Tuesday, September 23, 2008

Home, Green Home

A green-home boom is getting under way, thanks to rising energy prices, new standards (the European Union’s Energy Performance of Buildings Directive, Britain’s Code for Sustainable Homes and California’s Green Building Standards Code, to name three recent examples), and improved technologies. Many of these technologies have been around for a while, but they are now ready for the mainstream. In 2007 McGraw Hill Construction, a research firm, reported that 40% of all renovation in America included some green features, mostly windows and heating/cooling systems. The company predicts green homes will account for 10% of all building starts in America by 2010, with new green homes worth $20 billion in that year. When housing arises from its torpor, it could find itself transformed.

Greenery can be hard to define, so the emergence of credible certifiers is clarifying things. The most stringent form of certification is the German Passivhaus standard, which applies to buildings that reduce their energy requirements so dramatically—by 90% compared with standard construction—that they can forgo heating and cooling systems. In 2007 the United States Green Building Council released a version of its LEED green-building standard that applies to homes. (Mr Rogers’s home is certified as LEED Platinum, the highest standard available.) And for more than a decade, America’s Environmental Protection Agency has offered Energy Star for Homes, a label indicating specific features meant to reduce energy use. Sam Rashkin, the programme’s director, expects nearly 1m American homes to carry the label by the end of this year.

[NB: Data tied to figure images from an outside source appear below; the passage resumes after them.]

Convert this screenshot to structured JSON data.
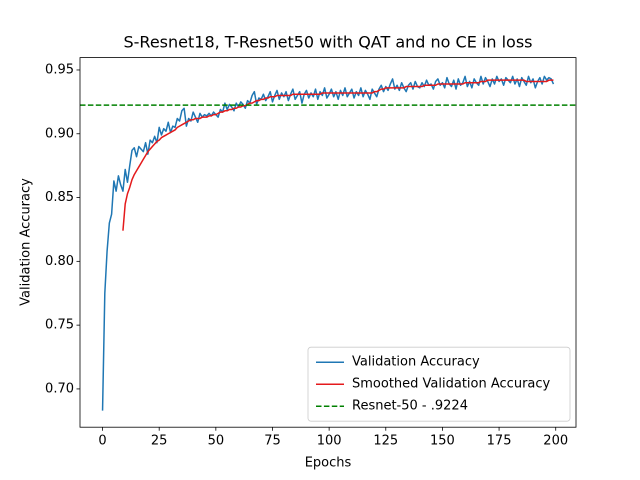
{
  "chart_data": {
    "type": "line",
    "title": "S-Resnet18, T-Resnet50 with QAT and no CE in loss",
    "xlabel": "Epochs",
    "ylabel": "Validation Accuracy",
    "x": [
      0,
      1,
      2,
      3,
      4,
      5,
      6,
      7,
      8,
      9,
      10,
      11,
      12,
      13,
      14,
      15,
      16,
      17,
      18,
      19,
      20,
      21,
      22,
      23,
      24,
      25,
      26,
      27,
      28,
      29,
      30,
      31,
      32,
      33,
      34,
      35,
      36,
      37,
      38,
      39,
      40,
      41,
      42,
      43,
      44,
      45,
      46,
      47,
      48,
      49,
      50,
      51,
      52,
      53,
      54,
      55,
      56,
      57,
      58,
      59,
      60,
      61,
      62,
      63,
      64,
      65,
      66,
      67,
      68,
      69,
      70,
      71,
      72,
      73,
      74,
      75,
      76,
      77,
      78,
      79,
      80,
      81,
      82,
      83,
      84,
      85,
      86,
      87,
      88,
      89,
      90,
      91,
      92,
      93,
      94,
      95,
      96,
      97,
      98,
      99,
      100,
      101,
      102,
      103,
      104,
      105,
      106,
      107,
      108,
      109,
      110,
      111,
      112,
      113,
      114,
      115,
      116,
      117,
      118,
      119,
      120,
      121,
      122,
      123,
      124,
      125,
      126,
      127,
      128,
      129,
      130,
      131,
      132,
      133,
      134,
      135,
      136,
      137,
      138,
      139,
      140,
      141,
      142,
      143,
      144,
      145,
      146,
      147,
      148,
      149,
      150,
      151,
      152,
      153,
      154,
      155,
      156,
      157,
      158,
      159,
      160,
      161,
      162,
      163,
      164,
      165,
      166,
      167,
      168,
      169,
      170,
      171,
      172,
      173,
      174,
      175,
      176,
      177,
      178,
      179,
      180,
      181,
      182,
      183,
      184,
      185,
      186,
      187,
      188,
      189,
      190,
      191,
      192,
      193,
      194,
      195,
      196,
      197,
      198,
      199
    ],
    "series": [
      {
        "name": "Validation Accuracy",
        "color": "#1f77b4",
        "values": [
          0.683,
          0.775,
          0.808,
          0.83,
          0.837,
          0.863,
          0.855,
          0.867,
          0.86,
          0.855,
          0.872,
          0.862,
          0.875,
          0.887,
          0.889,
          0.882,
          0.89,
          0.888,
          0.886,
          0.893,
          0.884,
          0.895,
          0.893,
          0.898,
          0.893,
          0.905,
          0.899,
          0.904,
          0.902,
          0.909,
          0.901,
          0.906,
          0.905,
          0.912,
          0.91,
          0.918,
          0.92,
          0.906,
          0.912,
          0.91,
          0.917,
          0.913,
          0.909,
          0.916,
          0.913,
          0.915,
          0.914,
          0.916,
          0.914,
          0.917,
          0.915,
          0.913,
          0.919,
          0.917,
          0.924,
          0.919,
          0.923,
          0.921,
          0.918,
          0.924,
          0.921,
          0.925,
          0.923,
          0.92,
          0.926,
          0.924,
          0.93,
          0.933,
          0.923,
          0.928,
          0.927,
          0.931,
          0.926,
          0.929,
          0.933,
          0.925,
          0.93,
          0.934,
          0.927,
          0.932,
          0.929,
          0.933,
          0.926,
          0.931,
          0.935,
          0.927,
          0.93,
          0.933,
          0.924,
          0.931,
          0.934,
          0.928,
          0.932,
          0.929,
          0.935,
          0.927,
          0.933,
          0.93,
          0.936,
          0.928,
          0.931,
          0.935,
          0.929,
          0.933,
          0.927,
          0.934,
          0.93,
          0.936,
          0.929,
          0.932,
          0.935,
          0.928,
          0.933,
          0.93,
          0.936,
          0.929,
          0.934,
          0.931,
          0.927,
          0.935,
          0.932,
          0.929,
          0.935,
          0.938,
          0.933,
          0.937,
          0.934,
          0.939,
          0.943,
          0.935,
          0.938,
          0.934,
          0.94,
          0.936,
          0.933,
          0.938,
          0.94,
          0.935,
          0.941,
          0.937,
          0.936,
          0.94,
          0.937,
          0.942,
          0.938,
          0.939,
          0.935,
          0.941,
          0.943,
          0.938,
          0.94,
          0.936,
          0.944,
          0.939,
          0.937,
          0.942,
          0.935,
          0.943,
          0.938,
          0.94,
          0.945,
          0.937,
          0.941,
          0.936,
          0.943,
          0.94,
          0.938,
          0.945,
          0.939,
          0.944,
          0.941,
          0.937,
          0.943,
          0.939,
          0.945,
          0.941,
          0.943,
          0.938,
          0.944,
          0.942,
          0.94,
          0.945,
          0.939,
          0.943,
          0.937,
          0.944,
          0.941,
          0.938,
          0.945,
          0.94,
          0.943,
          0.936,
          0.941,
          0.944,
          0.939,
          0.945,
          0.942,
          0.944,
          0.943,
          0.939
        ]
      },
      {
        "name": "Smoothed Validation Accuracy",
        "color": "#e41a1c",
        "values": [
          null,
          null,
          null,
          null,
          null,
          null,
          null,
          null,
          null,
          0.824,
          0.845,
          0.853,
          0.858,
          0.864,
          0.868,
          0.871,
          0.874,
          0.877,
          0.88,
          0.883,
          0.886,
          0.888,
          0.89,
          0.892,
          0.894,
          0.895,
          0.897,
          0.898,
          0.899,
          0.9,
          0.901,
          0.902,
          0.903,
          0.905,
          0.906,
          0.907,
          0.908,
          0.909,
          0.91,
          0.911,
          0.911,
          0.912,
          0.912,
          0.912,
          0.913,
          0.913,
          0.913,
          0.914,
          0.914,
          0.915,
          0.915,
          0.916,
          0.917,
          0.917,
          0.918,
          0.918,
          0.919,
          0.919,
          0.92,
          0.92,
          0.921,
          0.921,
          0.922,
          0.922,
          0.923,
          0.924,
          0.924,
          0.925,
          0.926,
          0.926,
          0.927,
          0.927,
          0.928,
          0.928,
          0.929,
          0.929,
          0.929,
          0.93,
          0.93,
          0.93,
          0.93,
          0.93,
          0.93,
          0.93,
          0.931,
          0.931,
          0.931,
          0.931,
          0.931,
          0.931,
          0.931,
          0.931,
          0.931,
          0.931,
          0.931,
          0.931,
          0.931,
          0.932,
          0.932,
          0.932,
          0.932,
          0.932,
          0.932,
          0.932,
          0.932,
          0.932,
          0.932,
          0.932,
          0.932,
          0.932,
          0.932,
          0.932,
          0.932,
          0.932,
          0.932,
          0.932,
          0.932,
          0.932,
          0.932,
          0.932,
          0.933,
          0.933,
          0.934,
          0.935,
          0.935,
          0.936,
          0.936,
          0.936,
          0.936,
          0.936,
          0.936,
          0.936,
          0.936,
          0.936,
          0.937,
          0.937,
          0.937,
          0.937,
          0.937,
          0.937,
          0.937,
          0.937,
          0.938,
          0.938,
          0.938,
          0.938,
          0.938,
          0.938,
          0.939,
          0.939,
          0.939,
          0.939,
          0.939,
          0.939,
          0.939,
          0.939,
          0.939,
          0.939,
          0.939,
          0.939,
          0.94,
          0.94,
          0.94,
          0.94,
          0.94,
          0.94,
          0.94,
          0.941,
          0.941,
          0.941,
          0.942,
          0.942,
          0.942,
          0.942,
          0.942,
          0.942,
          0.942,
          0.942,
          0.942,
          0.942,
          0.942,
          0.942,
          0.942,
          0.942,
          0.942,
          0.942,
          0.942,
          0.941,
          0.941,
          0.941,
          0.941,
          0.941,
          0.941,
          0.941,
          0.941,
          0.941,
          0.941,
          0.942,
          0.942,
          0.942
        ]
      },
      {
        "name": "Resnet-50 - .9224",
        "color": "#008000",
        "y": 0.9224,
        "dashed": true
      }
    ],
    "xlim": [
      -9.95,
      208.95
    ],
    "xticks": [
      0,
      25,
      50,
      75,
      100,
      125,
      150,
      175,
      200
    ],
    "ylim": [
      0.67,
      0.9597
    ],
    "yticks": [
      {
        "value": 0.7,
        "label": "0.70"
      },
      {
        "value": 0.75,
        "label": "0.75"
      },
      {
        "value": 0.8,
        "label": "0.80"
      },
      {
        "value": 0.85,
        "label": "0.85"
      },
      {
        "value": 0.9,
        "label": "0.90"
      },
      {
        "value": 0.95,
        "label": "0.95"
      }
    ],
    "legend": "lower right",
    "grid": false
  }
}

Market forces are at play, too. Mr Rogers says his 2,100-square-foot house—just under the average for new homes in America—cost $75,000, or 23%, more to build impeccably green than it would have otherwise. He received $35,000 in rebates and incentives from state and federal governments, and he expects to recoup the rest in avoided energy costs within five years. Given the recent spike in energy prices, it may not take that long.
If the additional cost of going green is repaid in 5 years, I don't know why anyone wouldn't do it. If you get a 30 year mortgage, any green features that have a payback period of under 30 years should make economic sense (you save more in energy costs each month than the additional amount you pay on your mortgage).

I wonder if the government mandated that home sellers had to specify the expected energy costs to heat and cool the home, just like car sellers must specify the MPG of their cars, if this would make people aware of the cost difference between homes and see the financial benefit of going green.

Lots of interesting new green home technologies discussed in the article.